Judging by the phrasing, was this meant to say "Inputs exceeding the bound are /valid/" rather than invalid?

Maybe it'd be more suitable to have a fixed upper bound on the size of a demangled name in general instead of these special cases? I guess that could cover the recursion and this bound on bound lifetimes...

That might be more predictable for users and for testing, etc.

707

This seems like a really subtle and confusing API, especially given the existing "+ 1" behavior of the Base 62 encoding. I've been staring at the code in demangleFnSig+demangleBinder to figure out the first binder test case for a while before I realized that.

Any chance this could use uintmax for the invalid value, rather than offsetting the result in this way?

llvm/test/Demangle/rust.test
237–238

I'm having a hard time understanding this test in the context of the spec.

The spec says that _ encodes zero.

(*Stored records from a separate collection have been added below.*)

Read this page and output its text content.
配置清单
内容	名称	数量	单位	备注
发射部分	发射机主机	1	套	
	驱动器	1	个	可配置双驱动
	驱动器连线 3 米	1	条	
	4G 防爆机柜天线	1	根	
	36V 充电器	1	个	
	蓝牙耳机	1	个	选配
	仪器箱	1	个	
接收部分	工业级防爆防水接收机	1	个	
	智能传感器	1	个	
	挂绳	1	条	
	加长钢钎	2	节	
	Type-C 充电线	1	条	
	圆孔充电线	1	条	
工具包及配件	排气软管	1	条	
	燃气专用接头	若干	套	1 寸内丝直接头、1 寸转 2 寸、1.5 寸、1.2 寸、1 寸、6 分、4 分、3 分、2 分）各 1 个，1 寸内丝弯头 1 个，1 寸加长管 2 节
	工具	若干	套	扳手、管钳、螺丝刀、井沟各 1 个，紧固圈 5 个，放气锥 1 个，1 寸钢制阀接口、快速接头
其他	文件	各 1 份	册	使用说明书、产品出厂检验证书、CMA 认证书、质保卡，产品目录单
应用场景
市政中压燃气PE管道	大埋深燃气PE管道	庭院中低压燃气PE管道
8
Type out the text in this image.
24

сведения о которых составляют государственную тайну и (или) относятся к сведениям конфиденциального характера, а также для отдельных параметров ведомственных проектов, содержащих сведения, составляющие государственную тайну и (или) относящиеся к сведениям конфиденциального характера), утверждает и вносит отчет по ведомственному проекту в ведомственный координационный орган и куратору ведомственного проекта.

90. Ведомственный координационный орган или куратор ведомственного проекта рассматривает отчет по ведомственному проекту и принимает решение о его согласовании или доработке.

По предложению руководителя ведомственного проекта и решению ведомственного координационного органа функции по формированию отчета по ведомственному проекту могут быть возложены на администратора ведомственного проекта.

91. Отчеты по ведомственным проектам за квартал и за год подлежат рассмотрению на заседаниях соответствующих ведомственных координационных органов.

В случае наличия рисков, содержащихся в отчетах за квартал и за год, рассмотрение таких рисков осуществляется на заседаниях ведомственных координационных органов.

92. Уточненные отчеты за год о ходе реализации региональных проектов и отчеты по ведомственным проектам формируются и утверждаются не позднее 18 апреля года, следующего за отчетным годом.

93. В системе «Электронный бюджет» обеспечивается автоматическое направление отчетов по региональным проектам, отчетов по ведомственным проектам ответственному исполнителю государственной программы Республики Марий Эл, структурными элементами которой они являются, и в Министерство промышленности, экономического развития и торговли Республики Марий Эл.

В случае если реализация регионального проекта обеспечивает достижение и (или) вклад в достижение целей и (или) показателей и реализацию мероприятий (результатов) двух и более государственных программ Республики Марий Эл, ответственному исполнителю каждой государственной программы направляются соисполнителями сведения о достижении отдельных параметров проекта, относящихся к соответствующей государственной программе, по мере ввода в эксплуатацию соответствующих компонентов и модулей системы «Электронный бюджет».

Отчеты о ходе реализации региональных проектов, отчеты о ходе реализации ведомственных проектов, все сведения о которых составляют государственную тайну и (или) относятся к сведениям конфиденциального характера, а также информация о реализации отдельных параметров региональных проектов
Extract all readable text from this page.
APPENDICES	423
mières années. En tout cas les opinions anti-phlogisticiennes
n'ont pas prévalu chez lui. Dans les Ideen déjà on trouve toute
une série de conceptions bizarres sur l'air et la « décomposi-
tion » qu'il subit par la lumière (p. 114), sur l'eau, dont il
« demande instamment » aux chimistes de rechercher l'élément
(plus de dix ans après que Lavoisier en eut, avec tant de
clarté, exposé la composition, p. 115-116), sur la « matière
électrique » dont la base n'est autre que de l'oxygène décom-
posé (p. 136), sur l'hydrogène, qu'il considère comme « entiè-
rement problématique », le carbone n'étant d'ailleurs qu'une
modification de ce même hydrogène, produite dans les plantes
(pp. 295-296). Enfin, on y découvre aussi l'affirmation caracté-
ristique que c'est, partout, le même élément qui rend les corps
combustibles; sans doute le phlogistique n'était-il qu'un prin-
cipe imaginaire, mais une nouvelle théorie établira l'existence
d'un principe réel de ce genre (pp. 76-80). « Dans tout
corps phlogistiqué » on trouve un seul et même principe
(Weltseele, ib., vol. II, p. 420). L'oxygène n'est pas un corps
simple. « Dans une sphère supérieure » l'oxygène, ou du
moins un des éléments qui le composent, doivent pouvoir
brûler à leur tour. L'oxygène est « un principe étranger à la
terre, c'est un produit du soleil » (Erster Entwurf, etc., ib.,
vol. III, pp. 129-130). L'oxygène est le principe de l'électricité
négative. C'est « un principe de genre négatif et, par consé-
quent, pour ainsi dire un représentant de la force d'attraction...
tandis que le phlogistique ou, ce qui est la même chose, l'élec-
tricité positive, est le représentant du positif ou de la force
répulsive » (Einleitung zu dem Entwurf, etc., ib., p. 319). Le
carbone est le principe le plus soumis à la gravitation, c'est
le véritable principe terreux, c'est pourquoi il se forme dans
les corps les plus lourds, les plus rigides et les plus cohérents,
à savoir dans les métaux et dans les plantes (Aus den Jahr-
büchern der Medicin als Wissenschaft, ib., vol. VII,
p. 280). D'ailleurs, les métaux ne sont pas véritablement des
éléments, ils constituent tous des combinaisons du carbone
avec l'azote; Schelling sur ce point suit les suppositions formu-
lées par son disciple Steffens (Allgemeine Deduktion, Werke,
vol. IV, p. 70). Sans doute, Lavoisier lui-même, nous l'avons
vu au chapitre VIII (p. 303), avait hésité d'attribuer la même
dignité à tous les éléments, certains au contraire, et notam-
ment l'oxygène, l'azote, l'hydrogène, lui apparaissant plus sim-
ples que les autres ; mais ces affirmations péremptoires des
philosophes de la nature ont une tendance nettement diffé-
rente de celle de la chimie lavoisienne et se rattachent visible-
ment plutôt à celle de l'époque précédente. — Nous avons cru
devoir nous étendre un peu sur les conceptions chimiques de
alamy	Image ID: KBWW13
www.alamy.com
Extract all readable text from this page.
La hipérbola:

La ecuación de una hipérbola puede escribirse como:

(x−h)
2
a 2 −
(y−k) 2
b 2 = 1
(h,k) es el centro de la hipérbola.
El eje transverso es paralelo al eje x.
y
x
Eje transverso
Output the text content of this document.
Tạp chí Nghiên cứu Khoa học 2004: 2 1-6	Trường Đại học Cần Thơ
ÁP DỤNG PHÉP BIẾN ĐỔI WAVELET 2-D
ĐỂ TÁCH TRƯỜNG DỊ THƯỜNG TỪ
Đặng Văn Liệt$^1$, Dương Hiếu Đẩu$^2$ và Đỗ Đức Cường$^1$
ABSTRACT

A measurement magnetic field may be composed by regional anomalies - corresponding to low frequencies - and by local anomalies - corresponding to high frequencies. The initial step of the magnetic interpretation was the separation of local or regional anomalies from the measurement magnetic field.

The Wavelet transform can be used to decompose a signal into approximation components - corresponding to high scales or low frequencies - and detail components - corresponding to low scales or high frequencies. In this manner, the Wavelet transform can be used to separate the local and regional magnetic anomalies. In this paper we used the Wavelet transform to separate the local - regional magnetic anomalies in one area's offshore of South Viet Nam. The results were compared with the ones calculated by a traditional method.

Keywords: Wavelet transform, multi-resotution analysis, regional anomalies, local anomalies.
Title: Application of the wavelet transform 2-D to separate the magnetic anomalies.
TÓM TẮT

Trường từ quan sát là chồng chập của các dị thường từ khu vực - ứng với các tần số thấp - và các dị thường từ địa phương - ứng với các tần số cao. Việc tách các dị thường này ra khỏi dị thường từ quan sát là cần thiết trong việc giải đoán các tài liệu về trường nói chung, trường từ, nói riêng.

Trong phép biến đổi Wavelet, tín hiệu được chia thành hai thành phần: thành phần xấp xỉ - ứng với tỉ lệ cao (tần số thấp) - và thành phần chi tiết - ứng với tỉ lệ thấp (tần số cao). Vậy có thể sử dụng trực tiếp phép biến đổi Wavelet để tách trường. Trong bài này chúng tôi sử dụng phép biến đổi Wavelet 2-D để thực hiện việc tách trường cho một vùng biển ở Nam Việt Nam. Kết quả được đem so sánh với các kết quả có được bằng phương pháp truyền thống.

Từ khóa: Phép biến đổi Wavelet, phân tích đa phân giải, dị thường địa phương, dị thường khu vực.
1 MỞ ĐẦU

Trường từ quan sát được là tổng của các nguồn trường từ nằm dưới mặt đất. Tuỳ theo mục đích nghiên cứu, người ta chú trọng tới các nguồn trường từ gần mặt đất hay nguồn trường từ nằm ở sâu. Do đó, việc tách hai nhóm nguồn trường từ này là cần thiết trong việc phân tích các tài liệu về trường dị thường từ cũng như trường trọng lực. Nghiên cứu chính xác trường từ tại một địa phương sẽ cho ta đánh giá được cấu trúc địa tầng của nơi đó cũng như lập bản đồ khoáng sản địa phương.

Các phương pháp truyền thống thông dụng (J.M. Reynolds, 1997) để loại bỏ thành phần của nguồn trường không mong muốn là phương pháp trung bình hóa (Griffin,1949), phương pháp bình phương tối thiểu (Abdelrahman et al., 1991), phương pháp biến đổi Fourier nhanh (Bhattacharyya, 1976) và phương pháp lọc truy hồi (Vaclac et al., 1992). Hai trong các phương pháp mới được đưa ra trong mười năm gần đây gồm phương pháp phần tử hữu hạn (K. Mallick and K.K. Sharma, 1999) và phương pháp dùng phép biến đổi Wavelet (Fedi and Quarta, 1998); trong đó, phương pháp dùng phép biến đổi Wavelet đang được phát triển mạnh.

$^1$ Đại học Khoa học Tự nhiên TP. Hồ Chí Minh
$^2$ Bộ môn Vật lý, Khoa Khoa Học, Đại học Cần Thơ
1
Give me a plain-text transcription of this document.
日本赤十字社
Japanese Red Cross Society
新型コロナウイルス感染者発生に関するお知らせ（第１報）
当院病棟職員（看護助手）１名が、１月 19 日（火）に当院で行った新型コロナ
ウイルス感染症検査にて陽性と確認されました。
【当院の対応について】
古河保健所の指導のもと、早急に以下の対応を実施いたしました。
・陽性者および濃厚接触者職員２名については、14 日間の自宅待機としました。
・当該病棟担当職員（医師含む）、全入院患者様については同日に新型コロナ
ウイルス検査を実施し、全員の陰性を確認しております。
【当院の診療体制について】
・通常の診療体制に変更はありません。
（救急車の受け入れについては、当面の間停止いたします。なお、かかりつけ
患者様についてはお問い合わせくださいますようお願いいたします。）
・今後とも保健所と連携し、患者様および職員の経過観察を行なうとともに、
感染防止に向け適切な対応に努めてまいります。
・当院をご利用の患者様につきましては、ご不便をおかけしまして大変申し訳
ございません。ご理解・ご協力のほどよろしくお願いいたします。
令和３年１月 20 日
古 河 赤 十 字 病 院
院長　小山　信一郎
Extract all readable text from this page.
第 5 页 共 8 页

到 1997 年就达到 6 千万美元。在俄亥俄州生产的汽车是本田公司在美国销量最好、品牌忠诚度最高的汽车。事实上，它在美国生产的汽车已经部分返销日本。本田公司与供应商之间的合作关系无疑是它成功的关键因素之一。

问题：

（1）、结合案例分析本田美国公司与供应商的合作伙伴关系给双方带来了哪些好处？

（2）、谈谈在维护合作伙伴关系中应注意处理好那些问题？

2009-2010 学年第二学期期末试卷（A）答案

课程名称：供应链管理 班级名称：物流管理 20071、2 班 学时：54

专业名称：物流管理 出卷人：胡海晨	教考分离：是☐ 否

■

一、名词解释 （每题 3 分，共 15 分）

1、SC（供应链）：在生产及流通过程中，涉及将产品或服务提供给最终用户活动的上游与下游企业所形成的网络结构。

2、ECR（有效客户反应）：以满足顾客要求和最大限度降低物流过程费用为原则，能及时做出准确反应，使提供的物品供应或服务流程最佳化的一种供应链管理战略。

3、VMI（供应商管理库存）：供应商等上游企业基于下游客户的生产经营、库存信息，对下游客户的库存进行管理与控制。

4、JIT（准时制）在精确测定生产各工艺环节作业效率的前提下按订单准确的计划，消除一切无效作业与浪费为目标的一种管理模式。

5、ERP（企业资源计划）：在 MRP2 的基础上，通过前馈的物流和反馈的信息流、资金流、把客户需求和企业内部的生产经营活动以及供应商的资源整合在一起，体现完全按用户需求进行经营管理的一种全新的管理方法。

So the G_ should be zero, right? Is there somewhere in the spec that says that <binder> mangled value is then 1 larger than that? (so a binder value 0 (_) is actually for 1 binder)?

tmiasko updated this revision to Diff 347197.May 22 2021, 5:03 AM
  • Reuse the implementation for R and Q productions.
  • Reword the comment regarding invalid binders.
tmiasko added inline comments.May 22 2021, 5:10 AM
llvm/lib/Demangle/RustDemangle.cpp
471–476

I reused the implementation between R and Q productions.

549

I reworded the comment and added an explanation why those inputs are invalid.

I think we need at least two different limitation mechanisms. A recursion limit to avoid unbounded recursion once we start parsing backreferences, especially those that don't produce any output. And another limit to handle large output.

I decided to check for invalid binders specifically since they are uniquely problematic; short strings like _RIC5crateFGAAAAA_EuE already generate gigabytes of output. The proposed bound rejects only invalid inputs, so it shouldn't be surprising for users in practice.

A general limit on the output size would be alternative option. Although it requires answering the hard question what the limit should be.

707

There are two layers of +1 which makes it quite confusing, but this is intended encoding of optional base62 numbers.

llvm/test/Demangle/rust.test
237–238

This looks like an omission in the specification The binder production should be marked as optional, and then the presence of G participates in the encoding of the value in analogous way to s in disambiguators:

If the disambiguator is not present, this index is 0. If it is of the form s_ then the index is 1. If it is of the form s<base-62-digit>_ then the index is <base-62-digit> + 2.

Does this clarify the situation?

I will look into updating the specification.

tmiasko updated this revision to Diff 347199.May 22 2021, 5:22 AM

Rebuild after a change to a parent revision

dblaikie added inline comments.May 24 2021, 5:09 PM
llvm/lib/Demangle/RustDemangle.cpp
471–476

any chance of having a "demangleLifetime" that can be used in "demangleGenericArg" as well as here? (nice to have a function for each production, so it's easier to find the implementation of that production in one place)

549

Fair enough - thanks for the details!

707

Fair enough - maybe some more quotations from the spec to explain this would be useful?

llvm/test/Demangle/rust.test
237–238

Ah, OK - yeah, spec update and some more words in the implementation (see other comment) would probably be handy. Thanks!

tmiasko updated this revision to Diff 347892.May 26 2021, 3:36 AM
tmiasko marked 4 inline comments as done.

Extend comment about +1 behaviour when parsing optional base-62 numbers.

llvm/lib/Demangle/RustDemangle.cpp
471–476

Yeah it would be nice to unify those, but there is slight difference in a treatment of erased lifetimes:

  • In generic arguments erased lifetimes are always printed, since order is significant (although rustc does not mangle any lifetimes arguments when all lifetimes are erased).
  • In references they are not printed (rustc does not mangle them in this context, so a difference in demangler behaviour would be unobservable in practice).
  • In trait objects (yet to be implemented) lifetimes are mandatory, but there is no reason to print erased lifetimes.
707

I extended the comment and added a few concrete examples.

llvm/test/Demangle/rust.test
237–238

The proposed update to the specification https://github.com/rust-lang/rfcs/pull/3130.

dblaikie accepted this revision.May 26 2021, 12:59 PM

Sounds good, thanks!

llvm/lib/Demangle/RustDemangle.cpp
471–476

having parameters to the demangle function to support these different behaviors doesn't seem totally unreasonable, while still having central handling? (or having variants "demangleLifetimeForGenericArg", etc)

This revision is now accepted and ready to land.May 26 2021, 12:59 PM
tmiasko updated this revision to Diff 349186.Jun 2 2021, 12:42 AM

Rename demangleBinder into demangleOptionalBinder

tmiasko updated this revision to Diff 349187.Jun 2 2021, 12:46 AM

Rerun build

This revision was automatically updated to reflect the committed changes.